On February 27-28, the Forests Dialogue held a conference in New Haven, Connecticut. Professor José Aylwin, ICCA Consortium Council Member with special responsibility for legal issues related to ICCAs participated in the event for the Consortium. The event, hosted by the Yale Environmental Dialogue Initiative, had the following objectives:
1. Share understanding of the background of land tenure reform among various stakeholders including indigenous peoples, forestry companies, agricultural companies, development agencies and relevant government bodies
2. Examine and learn lessons from concrete situations where land tenure reforms have been, or are being, used
3. Identify key fracture lines within land tenure reform with opportunity for improvement and collaboration across stakeholders.
The dialogue gathered more than 30 leading actors from a variety of sectors and stakeholders that reflectedon the challenges and possible solutions related to forest and land tenure reform to provide a more secure basis for forest and land management.

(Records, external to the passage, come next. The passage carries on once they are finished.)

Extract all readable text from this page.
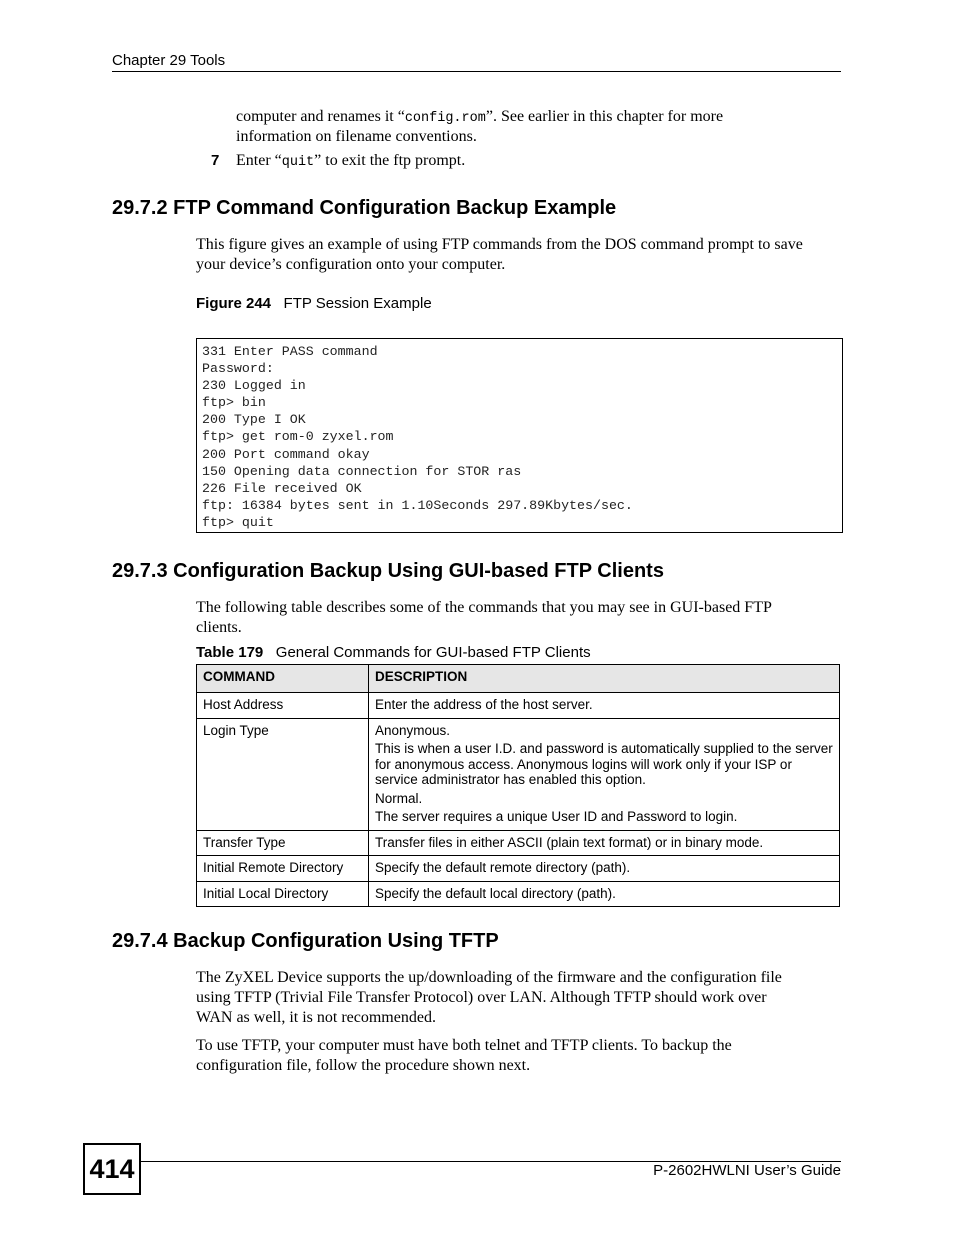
Chapter 29 Tools
computer and renames it “config.rom”. See earlier in this chapter for more
information on filename conventions.
7 Enter “quit” to exit the ftp prompt.
29.7.2 FTP Command Configuration Backup Example
This figure gives an example of using FTP commands from the DOS command prompt to save
your device’s configuration onto your computer.
Figure 244 FTP Session Example
331 Enter PASS command
Password:
230 Logged in
ftp> bin
200 Type I OK
ftp> get rom-0 zyxel.rom
200 Port command okay
150 Opening data connection for STOR ras
226 File received OK
ftp: 16384 bytes sent in 1.10Seconds 297.89Kbytes/sec.
ftp> quit
29.7.3 Configuration Backup Using GUI-based FTP Clients
The following table describes some of the commands that you may see in GUI-based FTP
clients.
Table 179 General Commands for GUI-based FTP Clients
COMMAND	DESCRIPTION
Host Address	Enter the address of the host server.

Login Type	Anonymous.

This is when a user I.D. and password is automatically supplied to the server for anonymous access. Anonymous logins will work only if your ISP or service administrator has enabled this option.

Normal.

The server requires a unique User ID and Password to login.

Transfer Type	Transfer files in either ASCII (plain text format) or in binary mode.

Initial Remote Directory	Specify the default remote directory (path).

Initial Local Directory	Specify the default local directory (path).

29.7.4 Backup Configuration Using TFTP
The ZyXEL Device supports the up/downloading of the firmware and the configuration file
using TFTP (Trivial File Transfer Protocol) over LAN. Although TFTP should work over
WAN as well, it is not recommended.
To use TFTP, your computer must have both telnet and TFTP clients. To backup the
configuration file, follow the procedure shown next.
414	P-2602HWLNI User’s Guide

The need of this reform has been widely acknowledged through the decisions of the Inter-Governmental Panel on Forests, the UN Forum on Forests, and the FAO’s Voluntary Guidelines on the Good Governance of Tenure of Lands, Fisheries and Forests, as well as international development agencies like the World Bank. It was also acknowledged by decisions and recommendations made by other international processes, such as reports of the UN Special Rapporteurs on the Right to Food and on Indigenous Peoples, as well as the Recommendations of the UN human rights treaty bodies, the Decisions of the Parties to the Convention on Biological Diversity, the UNFCCC and UNREDD. It was an opportunity to hear the perspectives of different stakeholders.